Moreover, by forming crystal surface with uniform atomic steps according to the present invention, a crystal surface that is very evenly planarized can be obtained and contaminants on the crystal surface can be removed to obtain a clean crystal surface at an atomic level. When using the surface-treated crystal, it is possible to fabricate devices having excellent characteristics. For example, as the number of monoatomic step increases, epitaxial growth increases.
Further, the method of controlling the crystal surface morphology according to the present invention can be effectively utilized in the fabrication of nano-sized objects.
While the present invention has been particularly shown and described with reference to exemplary embodiments thereof, it will be understood by those of ordinary skill in the art that various changes in form and details may be made therein without departing from the spirit and scope of the present invention as defined by the following claims.

Claims

1. A method of controlling a crystal surface morphology, the method comprising:

heating a crystal having two ends to a predetermined temperature by applying a direct current (DC) voltage to both ends; and

depositing metal atoms at a predetermined deposition rate on the crystal surface, which has been heated to a predetermined temperature, while maintaining the application of the DC voltage so as to form monoatomic steps on the crystal surface.

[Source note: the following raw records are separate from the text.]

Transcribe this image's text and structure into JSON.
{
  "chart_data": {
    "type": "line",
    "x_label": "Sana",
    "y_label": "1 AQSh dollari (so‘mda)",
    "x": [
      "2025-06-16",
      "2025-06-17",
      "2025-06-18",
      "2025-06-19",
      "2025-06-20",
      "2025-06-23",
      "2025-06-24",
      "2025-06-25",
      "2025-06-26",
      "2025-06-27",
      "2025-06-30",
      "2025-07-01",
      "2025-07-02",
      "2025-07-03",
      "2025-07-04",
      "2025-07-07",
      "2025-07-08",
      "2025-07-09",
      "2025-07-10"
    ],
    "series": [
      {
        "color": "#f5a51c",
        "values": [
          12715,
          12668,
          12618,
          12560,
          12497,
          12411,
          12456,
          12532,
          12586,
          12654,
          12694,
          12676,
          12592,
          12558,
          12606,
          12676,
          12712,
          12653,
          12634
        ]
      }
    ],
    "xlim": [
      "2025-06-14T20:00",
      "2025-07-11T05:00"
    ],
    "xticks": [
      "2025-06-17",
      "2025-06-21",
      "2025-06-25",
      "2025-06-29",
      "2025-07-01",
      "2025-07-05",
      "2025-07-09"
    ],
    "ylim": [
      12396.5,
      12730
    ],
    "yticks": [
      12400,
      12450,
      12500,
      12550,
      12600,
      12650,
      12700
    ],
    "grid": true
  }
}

2. The method of claim 1, wherein the heating temperature of the crystal is in a range of about 700 to about 1000° C.

3. The method of claim 1, wherein the depositing rate of the metal atoms is in a range of about 0.001 to about 1.000 ML/min.

4. The method of claim 1, wherein a depositing time of the metal atoms is in a range of about 1 to about 1000 seconds.

5. The method of claim 4, wherein an average width of monoatomic steps is controlled by controlling the depositing time of the metal atoms.

6. The method of claim 1, wherein the depositing of the metal atoms is performed in a vacuum state of about 10⁻⁹to about 10⁻¹¹torr.

7. The method of claim 1, wherein the metal atom is at least one selected from the group consisting of Au, Ti, Ni, Co, Cu, V, Re, Mo and Pt.

8. The method of claim 1, wherein the crystal is a monocrystal.

9. The method of claim 8, wherein the crystal surface on which the metal atoms are deposited is one among (111), (100) and (110) surfaces.

10. The method of claim 1, wherein the crystal is a silicon monocrystal and a magnitude of a DC voltage applied to both ends of the crystal is in a range of about 10 to about 100 V.

11. The method of claim 1, wherein a formation direction of a monoatomic step is controlled by controlling a direction of a DC voltage applied to both ends of the crystal.

12. The method of claim 1, which further comprises, after forming a monoatomic step in the crystal surface, removing the metal atoms deposited on the crystal surface.